Berlins Seen lassen tief blicken

Im Klärwerk Schönerlinde, dem drittgrößten der sechs Berliner Klärwerke, wird das Abwasser von einer dreiviertel Million Menschen – das entspricht rund 37 Millionen Kubikmetern im Jahr – gesäubert und über den Nordgraben zum Tegeler See geleitet. Seit 1985 wird der Reinigungsprozess, um eine weitere Stufe, die Oberflächenwasser-Aufbereitungsanlage (OWA) Tegel, ergänzt. Mit großem Erfolg: Der Tegeler See gehört heute zu den saubersten Gewässern Berlins.

In der OWA Tegel werden dem Wasser durch Flockung, Fällung, Sedimentation und Filtration, die im Klärwerk noch nicht völlig abgebauten abfiltrierbaren Stoffe und Phosphorverbindungen weitestgehend entzogen. Seit 1985 ist es so gelungen, die Sichttiefe in dem früher stark algentrüben Tegeler See auf rund drei Meter zu verzehnfachen. Der Tegeler See ist damit das sauberste Berliner Gewässer im Spree-Havel-System.

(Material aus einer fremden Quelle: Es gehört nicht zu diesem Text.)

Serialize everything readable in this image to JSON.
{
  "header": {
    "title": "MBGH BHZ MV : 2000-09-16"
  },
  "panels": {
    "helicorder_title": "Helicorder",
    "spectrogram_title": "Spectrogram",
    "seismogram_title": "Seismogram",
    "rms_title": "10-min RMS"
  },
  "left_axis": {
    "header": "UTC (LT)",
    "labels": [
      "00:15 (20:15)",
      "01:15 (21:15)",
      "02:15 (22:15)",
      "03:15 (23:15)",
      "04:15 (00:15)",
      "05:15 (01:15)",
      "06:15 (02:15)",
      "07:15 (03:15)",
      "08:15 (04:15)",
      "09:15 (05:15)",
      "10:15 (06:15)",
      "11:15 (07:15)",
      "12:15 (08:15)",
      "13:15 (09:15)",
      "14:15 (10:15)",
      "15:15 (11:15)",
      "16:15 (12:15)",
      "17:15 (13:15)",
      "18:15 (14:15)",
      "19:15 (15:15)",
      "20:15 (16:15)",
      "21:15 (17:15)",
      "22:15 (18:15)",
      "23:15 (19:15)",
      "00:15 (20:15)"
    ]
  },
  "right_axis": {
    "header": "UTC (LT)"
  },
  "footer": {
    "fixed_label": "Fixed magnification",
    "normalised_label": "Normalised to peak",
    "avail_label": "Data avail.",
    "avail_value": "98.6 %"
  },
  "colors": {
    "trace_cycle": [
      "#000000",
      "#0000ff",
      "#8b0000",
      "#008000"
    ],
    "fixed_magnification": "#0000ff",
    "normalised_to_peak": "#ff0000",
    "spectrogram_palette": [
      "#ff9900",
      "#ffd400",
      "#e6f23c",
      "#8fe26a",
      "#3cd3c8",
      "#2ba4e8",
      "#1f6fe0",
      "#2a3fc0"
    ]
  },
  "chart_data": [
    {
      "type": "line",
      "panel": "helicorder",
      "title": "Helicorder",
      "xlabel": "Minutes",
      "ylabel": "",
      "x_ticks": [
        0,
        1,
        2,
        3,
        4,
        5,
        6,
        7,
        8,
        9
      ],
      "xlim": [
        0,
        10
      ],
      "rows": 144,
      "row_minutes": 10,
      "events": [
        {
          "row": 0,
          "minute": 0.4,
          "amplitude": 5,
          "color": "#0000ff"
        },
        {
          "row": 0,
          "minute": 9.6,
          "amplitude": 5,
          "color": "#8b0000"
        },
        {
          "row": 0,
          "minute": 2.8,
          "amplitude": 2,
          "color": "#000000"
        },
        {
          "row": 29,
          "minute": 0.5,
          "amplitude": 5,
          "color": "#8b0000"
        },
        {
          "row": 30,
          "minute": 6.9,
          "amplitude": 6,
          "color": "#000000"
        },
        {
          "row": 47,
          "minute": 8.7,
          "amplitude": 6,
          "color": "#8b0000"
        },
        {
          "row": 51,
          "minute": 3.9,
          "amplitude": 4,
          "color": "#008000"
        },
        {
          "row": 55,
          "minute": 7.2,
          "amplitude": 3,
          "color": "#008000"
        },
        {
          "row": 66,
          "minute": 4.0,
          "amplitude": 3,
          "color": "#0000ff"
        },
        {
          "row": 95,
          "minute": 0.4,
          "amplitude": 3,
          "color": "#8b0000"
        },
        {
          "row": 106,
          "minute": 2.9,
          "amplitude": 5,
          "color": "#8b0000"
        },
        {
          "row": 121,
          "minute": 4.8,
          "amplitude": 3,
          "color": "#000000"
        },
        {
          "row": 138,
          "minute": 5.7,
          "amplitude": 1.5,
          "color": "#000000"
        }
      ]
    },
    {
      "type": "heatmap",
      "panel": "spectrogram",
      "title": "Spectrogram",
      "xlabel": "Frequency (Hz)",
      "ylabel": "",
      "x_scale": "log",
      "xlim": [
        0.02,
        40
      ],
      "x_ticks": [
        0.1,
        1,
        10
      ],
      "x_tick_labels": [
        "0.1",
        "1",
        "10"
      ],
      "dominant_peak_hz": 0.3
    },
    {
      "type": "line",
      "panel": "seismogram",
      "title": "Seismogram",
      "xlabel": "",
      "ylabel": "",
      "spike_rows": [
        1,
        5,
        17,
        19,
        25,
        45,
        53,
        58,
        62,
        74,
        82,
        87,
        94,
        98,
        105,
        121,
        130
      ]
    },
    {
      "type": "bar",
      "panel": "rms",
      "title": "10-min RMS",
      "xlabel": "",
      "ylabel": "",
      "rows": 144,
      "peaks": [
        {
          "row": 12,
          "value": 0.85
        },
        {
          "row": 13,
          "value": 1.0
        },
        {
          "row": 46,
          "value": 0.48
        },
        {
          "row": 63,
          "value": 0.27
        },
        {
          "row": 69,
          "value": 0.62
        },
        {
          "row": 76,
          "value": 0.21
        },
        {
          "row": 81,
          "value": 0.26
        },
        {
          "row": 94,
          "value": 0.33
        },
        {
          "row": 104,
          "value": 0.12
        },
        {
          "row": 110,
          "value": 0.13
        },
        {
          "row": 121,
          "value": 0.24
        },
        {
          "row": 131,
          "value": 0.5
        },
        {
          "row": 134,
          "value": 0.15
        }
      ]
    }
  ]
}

Neben dem Schönerlinder Klarwasser wird in der OWA Tegel auch Havelwasser, das aus der Oberhavel über eine Seeleitung in den Zulauf der OWA gepumpt wird, gereinigt. So wird die Anlage gänzlich ausgelastet und der Tegeler See mit jährlich mit rund 90 Millionen Kubikmeter sauberen Wasser ausreichend durchströmt.

Mit der gleichen Technik befreit die Anlage in Beelitzhof (OWA Beelitzhof) seit 1981 Wannseewasser von Phosphorverbindungen, bevor es in die Grunewaldseenkette zur Regulierung des Wasserstandes gepumpt wird.